Temperature and time dependence of growth and PHB production in P. kondratievae and P. denitrificans. (A) FL/OD values, OD₆₀₀ values and growth rates were determined for flask cultures of P. kondratievae NCIMB13773 and P. denitrificans DSM413. (A) Fluorescence and OD₆₀₀ values were measured at time points 10 h (corresponding to exponential growth phase) and 24 h (corresponding to stationary growth phase). Growth rates were calculated for the growth curve segments representing exponential growth. (B) FL/OD and OD₆₀₀ values measured for P. denitrificans and P. kondratievae flask cultures during stationary growth phase at specified time points. Cultivation was performed at 42°C for P. kondratievae NCIMB13773 and at 30°C for P. denitrificans DSM413. Statistical significance was calculated using a paired t‐test (*p < 0.05; **p < 0.01; ***p < 0.001).

FIGURE 4

Effect of C/N ratio on PHB production by P. kondratievae NCIMB13773. Cultivation was performed in MSM with glycerol (A), sodium gluconate (B) or glucose (C) as a sole carbon source and cells were harvested after 24 h of growth.
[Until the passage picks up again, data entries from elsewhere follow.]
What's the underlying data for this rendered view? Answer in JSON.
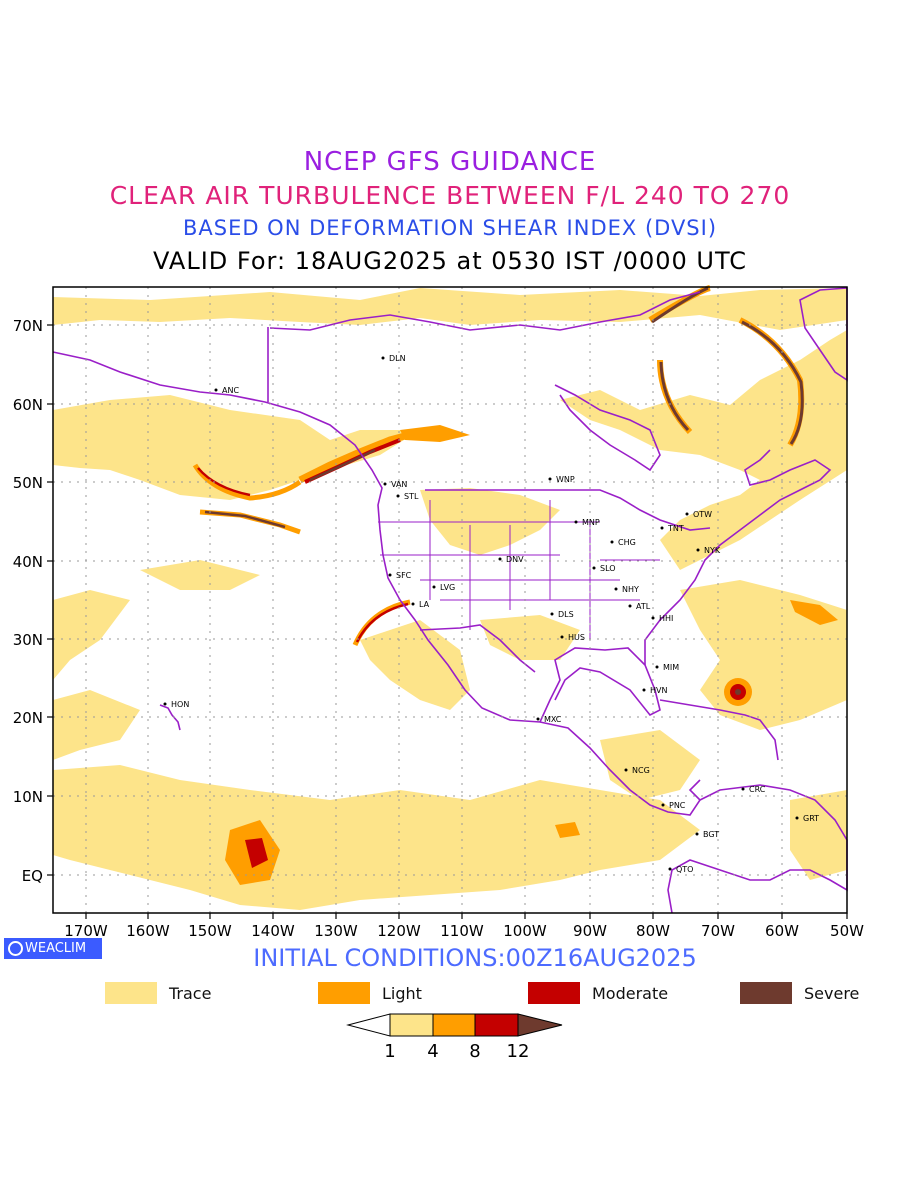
{
  "titles": {
    "line1": "NCEP GFS GUIDANCE",
    "line2": "CLEAR AIR TURBULENCE BETWEEN F/L 240 TO 270",
    "line3": "BASED ON DEFORMATION SHEAR INDEX (DVSI)",
    "line4": "VALID For: 18AUG2025 at 0530 IST /0000 UTC"
  },
  "brand": "WEACLIM",
  "initial_conditions": "INITIAL CONDITIONS:00Z16AUG2025",
  "lat_labels": [
    "70N",
    "60N",
    "50N",
    "40N",
    "30N",
    "20N",
    "10N",
    "EQ"
  ],
  "lon_labels": [
    "170W",
    "160W",
    "150W",
    "140W",
    "130W",
    "120W",
    "110W",
    "100W",
    "90W",
    "80W",
    "70W",
    "60W",
    "50W"
  ],
  "legend": [
    {
      "label": "Trace",
      "color": "#fde48a"
    },
    {
      "label": "Light",
      "color": "#ff9e00"
    },
    {
      "label": "Moderate",
      "color": "#c40000"
    },
    {
      "label": "Severe",
      "color": "#6e3a2e"
    }
  ],
  "colorbar_ticks": [
    "1",
    "4",
    "8",
    "12"
  ],
  "stations": [
    {
      "code": "ANC"
    },
    {
      "code": "DLN"
    },
    {
      "code": "VAN"
    },
    {
      "code": "STL"
    },
    {
      "code": "WNP"
    },
    {
      "code": "MNP"
    },
    {
      "code": "OTW"
    },
    {
      "code": "TNT"
    },
    {
      "code": "CHG"
    },
    {
      "code": "NYK"
    },
    {
      "code": "DNV"
    },
    {
      "code": "SFC"
    },
    {
      "code": "LVG"
    },
    {
      "code": "SLO"
    },
    {
      "code": "NHY"
    },
    {
      "code": "LA"
    },
    {
      "code": "ATL"
    },
    {
      "code": "DLS"
    },
    {
      "code": "HHI"
    },
    {
      "code": "HUS"
    },
    {
      "code": "MIM"
    },
    {
      "code": "HVN"
    },
    {
      "code": "HON"
    },
    {
      "code": "MXC"
    },
    {
      "code": "NCG"
    },
    {
      "code": "CRC"
    },
    {
      "code": "PNC"
    },
    {
      "code": "GRT"
    },
    {
      "code": "BGT"
    },
    {
      "code": "QTO"
    }
  ],
  "colors": {
    "trace": "#fde48a",
    "light": "#ff9e00",
    "moderate": "#c40000",
    "severe": "#6e3a2e",
    "coastline": "#9a1fc8"
  }
}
Corresponding data are presented in Table S1 and results of statistical tests in Supplementary Dataset S2.

FIGURE 5

Effect of NaCl concentration on growth and PHA accumulation. This experiment was performed for (A) P. kondratievae cultivated in TSB medium and (B) P. denitrificans cultivated in LB medium. Samples were analysed after 72 h. A statistical analysis could not be performed for these data because duplicate measurements were performed. (C) Bottom‐view picture taken of cultures of P. kondratievae cultivated on TSB medium (left) and TSB + 5% NaCl (5%), with indication of cell aggregates for the latter.